RWE methods would therefore complement traditional trials by making use of large, real‑world patient datasets to answer questions about how marijuana and CBD work in everyday medical practice.
The order says the White House and Congress should update the statutory definition of final hemp‑derived cannabinoid products, including guidance on: • milligrams of THC per serving, • per‑container THC limits, and • CBD:THC ratio requirements.
Determination • Congress would set the basic legal framework; FDA, in consultation with HHS and possibly state experience, would likely recommend specific numeric limits based on toxicology, impairment, pediatric‑exposure risks, and existing state standards. • Many state cannabis programs already cap edibles at 10 mg THC per serving and 100 mg per package, which provides a real‑world reference point for federal limit‑setting. • Scientific and clinical data about impairment thresholds and adverse events, especially in children, would inform both maximum THC per serving/container and required CBD:THC ratios for products that remain in the “hemp” category.
Enforcement • Once limits are in statute or FDA/DEA regulation, products exceeding those thresholds would be treated as controlled “marijuana” under the CSA, subject to DEA registration, state controlled‑substance laws, and potential criminal/civil penalties for unauthorized manufacture or sale. • FDA would enforce misbranding and adulteration provisions under the Food, Drug, and Cosmetic Act for consumer products that misstate THC content or violate serving‑size rules. • States could align their own licensing and testing requirements with the new federal thresholds for both hemp and cannabis products.
Until Congress acts, this guidance framework is prospective; the exact numbers and mechanisms will depend on the final legislation and any implementing FDA/DEA regulations.
FDA and other agencies have already begun addressing mislabeling and safety problems with CBD and hemp‑derived products, and the executive order directs further action.

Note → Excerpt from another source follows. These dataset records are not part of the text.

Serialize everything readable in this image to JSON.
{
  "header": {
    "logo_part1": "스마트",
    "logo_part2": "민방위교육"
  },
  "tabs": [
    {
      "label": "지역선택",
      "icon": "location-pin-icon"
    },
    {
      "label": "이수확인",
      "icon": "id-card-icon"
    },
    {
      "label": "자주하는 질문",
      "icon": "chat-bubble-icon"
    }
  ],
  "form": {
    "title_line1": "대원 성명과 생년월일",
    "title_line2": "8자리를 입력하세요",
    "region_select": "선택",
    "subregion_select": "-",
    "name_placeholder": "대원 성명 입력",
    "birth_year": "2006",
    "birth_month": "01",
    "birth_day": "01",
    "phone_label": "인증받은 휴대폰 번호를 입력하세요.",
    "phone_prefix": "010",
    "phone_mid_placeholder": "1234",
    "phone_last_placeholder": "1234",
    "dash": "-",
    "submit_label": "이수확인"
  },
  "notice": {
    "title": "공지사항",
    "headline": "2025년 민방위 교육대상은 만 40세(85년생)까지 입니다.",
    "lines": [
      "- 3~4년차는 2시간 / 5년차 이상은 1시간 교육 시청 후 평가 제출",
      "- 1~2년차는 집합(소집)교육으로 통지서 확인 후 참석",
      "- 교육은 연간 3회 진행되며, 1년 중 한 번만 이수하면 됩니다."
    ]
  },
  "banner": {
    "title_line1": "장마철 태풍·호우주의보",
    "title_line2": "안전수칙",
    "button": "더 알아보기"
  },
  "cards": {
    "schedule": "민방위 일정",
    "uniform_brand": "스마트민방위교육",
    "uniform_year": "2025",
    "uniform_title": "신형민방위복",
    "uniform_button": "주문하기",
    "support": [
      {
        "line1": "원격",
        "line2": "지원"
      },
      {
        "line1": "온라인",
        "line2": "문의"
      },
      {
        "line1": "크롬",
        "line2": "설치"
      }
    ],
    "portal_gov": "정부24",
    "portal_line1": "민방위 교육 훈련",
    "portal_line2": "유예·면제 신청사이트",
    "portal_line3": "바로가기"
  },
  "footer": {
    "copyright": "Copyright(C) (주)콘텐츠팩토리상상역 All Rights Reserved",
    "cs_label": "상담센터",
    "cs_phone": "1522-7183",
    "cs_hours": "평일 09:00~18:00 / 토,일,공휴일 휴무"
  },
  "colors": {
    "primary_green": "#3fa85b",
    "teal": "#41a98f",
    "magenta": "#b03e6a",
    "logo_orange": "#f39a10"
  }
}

Key steps include:
• Enforcement against illegal CBD claims and unsafe products: FDA has issued numerous warning letters to companies marketing CBD or other hemp‑derived products with unapproved disease‑treatment claims, or in forms that pose particular safety risks (e.g., products appealing to children, “eye‑drop” or injectable CBD, or products containing delta‑8 THC). • Focus on mislabeling and contaminants: FDA and independent analyses have repeatedly found that many CBD products are mislabeled as to CBD and THC content and may contain contaminants such as heavy metals or pesticides. FDA has used warning letters and consumer updates to highlight these risks and to pressure firms to improve testing and labeling. • Regulatory pathway development: FDA has stated it is working to clarify how cannabis‑derived ingredients like CBD can be safely used in foods, supplements, and other products, including potential new legal frameworks beyond existing drug and supplement categories. • Coordination with HHS, CMS, and NIH as directed by the order: expanded research and better real‑world data will support more precise safety standards, labeling rules (including THC and other cannabinoid disclosures), and possibly mandatory testing requirements or limits for certain product categories.
Collectively, these actions aim to reduce inaccurate labeling, remove the riskiest products from the market, and move CBD and related products toward more standardized composition, testing, and labeling comparable to other regulated consumer health products.